For all its twists and turns, on a quarterly basis, TSX is up 1.4%, clinging to early gains from January when investors returned to battered markets from 2022.


The TSX gained 2.63 points to 609.65.

Seven of the 12 TSX subgroups were lower, as energy lulled 1.9%, utilities fell 1%, and health-care reversed 0.9%.

The five gainers were led by gold, up 2%, information technology up 1.3%, and materials, improving 0.7%.


Stocks ended higher on Thursday in what was a turbulent trading session as traders bet that the Federal Reserve may be nearing the end of its rate hiking cycle.

The Dow Jones Industrials came off their highs of the day, but still finished positive 75.14 points to 32,105.25.

The S&P 500 maintained gains of 11.75 points to 3,948.72.

The NASDAQ Composite finished in the green 117.44 points, or 1%, to 11,787.40. Microsoft, Nvidia and Apple all advanced. Tech was the hardest hit part of the market as the Federal Reserve raised rates nine straight times in about a year. The turn lower in rates this month is causing investors to rotate back into tech shares.

Thursday, Apple touched $161.55 a share, its highest level since mid-September.

It’s easy to argue “as goes Apple, so goes the market.” Apple’s market value tops the S&P 500 at $2.51 trillion, more than 21% above No. 2 Microsoft ($2.06 trillion). Apple now trades 7% above both its 50-day moving average of $148.34 and its 200-day moving average of $147.88, a sign of momentum that analysts who focus solely on price charts love to see.

The Fed’s decision and subsequent comments by Chair Jerome Powell at the conclusion of the policymakers’ two-day meeting on Wednesday weighed on stocks.

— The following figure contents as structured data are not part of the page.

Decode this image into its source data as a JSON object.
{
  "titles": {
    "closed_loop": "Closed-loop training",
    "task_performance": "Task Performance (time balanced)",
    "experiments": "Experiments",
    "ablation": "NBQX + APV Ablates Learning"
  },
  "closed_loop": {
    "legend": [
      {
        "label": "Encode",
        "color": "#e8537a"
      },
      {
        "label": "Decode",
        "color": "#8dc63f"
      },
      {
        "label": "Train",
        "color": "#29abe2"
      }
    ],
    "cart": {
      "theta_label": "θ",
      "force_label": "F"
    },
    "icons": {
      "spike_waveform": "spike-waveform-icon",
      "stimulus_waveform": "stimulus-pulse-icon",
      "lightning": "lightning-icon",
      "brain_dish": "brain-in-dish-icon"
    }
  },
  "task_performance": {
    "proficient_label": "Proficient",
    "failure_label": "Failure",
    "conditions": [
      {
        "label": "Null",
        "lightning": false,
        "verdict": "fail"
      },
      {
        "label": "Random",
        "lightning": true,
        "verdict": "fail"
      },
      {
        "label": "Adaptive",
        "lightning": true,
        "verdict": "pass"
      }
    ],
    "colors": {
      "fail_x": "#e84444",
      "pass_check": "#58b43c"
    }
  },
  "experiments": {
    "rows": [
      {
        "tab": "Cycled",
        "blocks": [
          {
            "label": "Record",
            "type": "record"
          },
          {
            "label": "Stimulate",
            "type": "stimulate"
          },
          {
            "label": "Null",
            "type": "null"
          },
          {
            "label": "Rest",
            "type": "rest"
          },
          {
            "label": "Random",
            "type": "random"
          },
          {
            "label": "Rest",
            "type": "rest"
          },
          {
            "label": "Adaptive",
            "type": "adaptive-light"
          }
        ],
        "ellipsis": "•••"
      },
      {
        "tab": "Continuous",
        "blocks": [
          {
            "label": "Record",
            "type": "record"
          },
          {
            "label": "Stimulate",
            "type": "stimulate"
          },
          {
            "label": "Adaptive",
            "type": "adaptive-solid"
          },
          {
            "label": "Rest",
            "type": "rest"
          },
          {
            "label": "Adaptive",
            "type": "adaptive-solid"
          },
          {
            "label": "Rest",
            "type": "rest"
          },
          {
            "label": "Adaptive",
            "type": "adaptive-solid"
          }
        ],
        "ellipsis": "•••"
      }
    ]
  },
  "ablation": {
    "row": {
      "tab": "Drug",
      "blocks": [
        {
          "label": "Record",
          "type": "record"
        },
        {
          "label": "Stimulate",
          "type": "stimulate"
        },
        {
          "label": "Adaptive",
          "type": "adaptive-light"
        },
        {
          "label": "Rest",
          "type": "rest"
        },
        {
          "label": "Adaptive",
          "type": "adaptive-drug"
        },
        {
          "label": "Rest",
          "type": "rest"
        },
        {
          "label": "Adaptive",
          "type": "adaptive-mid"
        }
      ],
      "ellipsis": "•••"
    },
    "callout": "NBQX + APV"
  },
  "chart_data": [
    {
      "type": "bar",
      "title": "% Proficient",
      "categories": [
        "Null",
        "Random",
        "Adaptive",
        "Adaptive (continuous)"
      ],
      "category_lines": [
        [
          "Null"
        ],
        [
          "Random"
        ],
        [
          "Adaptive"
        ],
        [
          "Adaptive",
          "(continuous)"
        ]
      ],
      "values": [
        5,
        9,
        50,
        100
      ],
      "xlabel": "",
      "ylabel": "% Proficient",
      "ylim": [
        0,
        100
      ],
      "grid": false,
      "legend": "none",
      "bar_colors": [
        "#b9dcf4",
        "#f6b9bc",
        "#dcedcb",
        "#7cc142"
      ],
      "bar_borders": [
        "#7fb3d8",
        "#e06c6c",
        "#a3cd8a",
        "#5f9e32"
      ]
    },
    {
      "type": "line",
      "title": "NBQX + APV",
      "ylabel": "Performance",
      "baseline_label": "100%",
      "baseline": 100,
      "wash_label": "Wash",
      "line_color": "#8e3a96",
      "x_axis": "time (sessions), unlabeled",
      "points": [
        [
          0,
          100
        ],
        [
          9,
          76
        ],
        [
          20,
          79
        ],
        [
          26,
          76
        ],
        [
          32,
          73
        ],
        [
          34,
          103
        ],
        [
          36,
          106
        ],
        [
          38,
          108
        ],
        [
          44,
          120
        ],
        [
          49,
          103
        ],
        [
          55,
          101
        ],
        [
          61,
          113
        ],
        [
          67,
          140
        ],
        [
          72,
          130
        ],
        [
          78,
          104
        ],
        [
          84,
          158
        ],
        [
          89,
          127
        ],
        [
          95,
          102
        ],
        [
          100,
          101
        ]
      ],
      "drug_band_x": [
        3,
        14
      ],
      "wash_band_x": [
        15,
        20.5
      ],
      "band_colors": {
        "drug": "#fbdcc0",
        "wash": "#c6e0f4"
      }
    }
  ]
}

The central bank raised rates by 25 basis points, as expected. It also hinted that its inflation-fighting tightening campaign could be nearing the end, with the removal of the phrase “ongoing increases” from its statement. While Powell said that “rate cuts are not in our base case” for the remainder of 2023, traders priced in expectations of the central bank lowering rates this year.

Jobless claims unexpectedly nudged lower last week, pointing to a labour market that remains extremely tight.

Initial filings for unemployment insurance totaled 191,000 for the week ended March 18, below the estimate for 198,000, the U.S. Labor Department reported Thursday. That was a decline of 1,000 from the previous period.

Prices for the 10-year Treasury gained ground, lowering yields higher to 3.40% from Wednesday’s 3.44%. Treasury prices and yields move in opposite directions.

Oil prices stepped back $1.65 to $69.25 U.S. a barrel.

Gold prices spiked $51.50 to $1,989.10 U.S. an ounce.